In some counties (WilCo cough cough) a curfew violation will be more than just a ticket. A curfew violation will involve probation and some type of program or some type of "treatment" which the offender will be financially responsible for.

NCTI is a company that offers various programs/training for law enforcement and treatment providers for offenders of all ages. Just so happens NCTI offers The Curfew Violation Program designed for first time or repeat offenders.
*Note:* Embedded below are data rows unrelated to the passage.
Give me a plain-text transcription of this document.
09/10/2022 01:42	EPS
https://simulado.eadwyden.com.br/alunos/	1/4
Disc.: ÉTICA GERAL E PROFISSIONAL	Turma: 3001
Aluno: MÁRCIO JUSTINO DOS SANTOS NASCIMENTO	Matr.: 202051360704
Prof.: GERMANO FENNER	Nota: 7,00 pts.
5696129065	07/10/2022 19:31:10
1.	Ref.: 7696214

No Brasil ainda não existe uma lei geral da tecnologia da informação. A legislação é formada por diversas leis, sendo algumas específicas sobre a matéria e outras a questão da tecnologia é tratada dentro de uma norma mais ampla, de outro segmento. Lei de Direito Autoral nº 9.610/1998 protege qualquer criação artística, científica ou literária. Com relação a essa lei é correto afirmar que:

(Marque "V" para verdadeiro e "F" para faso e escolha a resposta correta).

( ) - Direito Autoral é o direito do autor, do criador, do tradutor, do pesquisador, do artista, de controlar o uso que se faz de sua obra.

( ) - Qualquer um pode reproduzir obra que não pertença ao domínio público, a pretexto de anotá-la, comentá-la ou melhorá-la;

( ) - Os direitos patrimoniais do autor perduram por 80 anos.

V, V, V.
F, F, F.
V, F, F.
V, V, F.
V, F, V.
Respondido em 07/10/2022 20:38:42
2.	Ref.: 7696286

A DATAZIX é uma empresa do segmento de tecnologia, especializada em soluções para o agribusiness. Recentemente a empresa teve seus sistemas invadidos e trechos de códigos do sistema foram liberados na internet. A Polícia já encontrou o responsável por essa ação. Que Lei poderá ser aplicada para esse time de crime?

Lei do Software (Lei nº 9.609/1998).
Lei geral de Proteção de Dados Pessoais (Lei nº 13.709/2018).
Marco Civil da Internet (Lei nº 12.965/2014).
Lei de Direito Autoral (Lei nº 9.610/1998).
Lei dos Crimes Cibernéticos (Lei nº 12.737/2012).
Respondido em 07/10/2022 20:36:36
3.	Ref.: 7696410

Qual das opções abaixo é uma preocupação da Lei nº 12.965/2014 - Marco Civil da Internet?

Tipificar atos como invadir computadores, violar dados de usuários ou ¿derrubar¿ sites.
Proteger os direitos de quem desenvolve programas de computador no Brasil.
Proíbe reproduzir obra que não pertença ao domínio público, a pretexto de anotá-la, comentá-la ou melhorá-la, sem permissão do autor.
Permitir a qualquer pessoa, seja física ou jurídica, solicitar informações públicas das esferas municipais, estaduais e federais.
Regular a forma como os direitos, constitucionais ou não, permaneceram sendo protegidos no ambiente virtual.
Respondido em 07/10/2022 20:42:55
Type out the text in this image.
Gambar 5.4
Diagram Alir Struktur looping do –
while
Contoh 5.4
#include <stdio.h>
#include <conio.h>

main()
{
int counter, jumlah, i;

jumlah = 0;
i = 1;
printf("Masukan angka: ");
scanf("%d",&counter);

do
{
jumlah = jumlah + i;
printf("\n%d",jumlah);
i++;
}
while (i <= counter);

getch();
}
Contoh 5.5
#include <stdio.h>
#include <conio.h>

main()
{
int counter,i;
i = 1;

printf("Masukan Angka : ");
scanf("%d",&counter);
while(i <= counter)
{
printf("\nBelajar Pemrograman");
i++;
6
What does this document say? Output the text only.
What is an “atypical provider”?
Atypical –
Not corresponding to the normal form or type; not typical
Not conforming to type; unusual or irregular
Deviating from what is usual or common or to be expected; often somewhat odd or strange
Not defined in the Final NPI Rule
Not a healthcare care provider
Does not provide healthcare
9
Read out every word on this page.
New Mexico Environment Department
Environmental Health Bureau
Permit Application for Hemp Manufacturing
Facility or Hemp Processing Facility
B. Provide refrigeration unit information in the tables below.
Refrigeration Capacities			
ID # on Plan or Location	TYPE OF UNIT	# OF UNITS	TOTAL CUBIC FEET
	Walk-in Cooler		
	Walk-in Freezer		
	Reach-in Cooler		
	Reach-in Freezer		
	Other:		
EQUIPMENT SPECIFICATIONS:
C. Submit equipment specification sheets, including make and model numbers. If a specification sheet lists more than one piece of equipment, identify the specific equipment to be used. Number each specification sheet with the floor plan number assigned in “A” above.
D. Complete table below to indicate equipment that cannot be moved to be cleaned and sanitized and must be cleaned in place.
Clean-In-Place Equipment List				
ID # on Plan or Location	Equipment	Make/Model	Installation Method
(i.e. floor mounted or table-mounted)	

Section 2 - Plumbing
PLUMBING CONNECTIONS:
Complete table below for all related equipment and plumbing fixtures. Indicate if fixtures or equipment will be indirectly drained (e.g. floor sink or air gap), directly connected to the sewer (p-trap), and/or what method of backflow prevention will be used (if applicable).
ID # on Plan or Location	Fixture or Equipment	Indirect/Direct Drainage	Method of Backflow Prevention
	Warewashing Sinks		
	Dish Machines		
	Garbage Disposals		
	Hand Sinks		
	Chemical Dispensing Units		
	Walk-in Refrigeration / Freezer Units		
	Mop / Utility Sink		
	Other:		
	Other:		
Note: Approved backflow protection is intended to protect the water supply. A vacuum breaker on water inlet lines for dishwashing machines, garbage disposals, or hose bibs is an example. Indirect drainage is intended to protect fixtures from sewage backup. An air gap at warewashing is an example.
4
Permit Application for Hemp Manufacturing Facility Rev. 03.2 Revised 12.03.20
Rick Zinsmeyer, former director of Williamson County TX Community Supervisions and Corrections is the Texas connection for NCTI.

Anonymous said...

is this one of those evidence based - best practices programs i've been reading about? lol

Anonymous said...

Fines in Corpus? They got to be nuts. In many cases, it's like drawing blood from a turnip. Reads like a repeat of the Driver Responsibility nightmare.

Anonymous said...

Why do we continue to make our kids criminals? There was a time when a cop would
call the kids parents about small law breaking incidents. I remember being told to pour the beer out,
put out that cigarette, or dumping pot on the street. Now we haul their little butts in and treat them like second class citizens. Maybe we have too many cops!

Anonymous said...

Pigs today make me sick. They are the true child predators, waiting outside schools and other places children go so they can trounce on them to feed them to the system. Eagerly waiting outside the principal’s office to destroy the next child life. Some even run first offender programs where they ‘groom’ the children to tell them things feeding their insatiable appetite to destroy lives. True child predators, the epitome of dishonesty for the most part the lot of them. I tell my kids never ever trust a cop. Officer friendly is with Santa Clause in the land of nonexistent.

Anonymous said...

Speaking of Wilco... and blood... and turnips... and T is for T-Bird and H is for Haggard, I hear tell there's quite a paper hanging operation going on down there. Seems there's a bunch of folks holed up in a bank in those parts who can swear up a false affidavit quicker than you can say Republic of Texas.

I kid you not.

Anonymous said...

Money grab and make work. If cops in Corpus have time to dick around with this penny-ante crap, then Corpus has too many cops.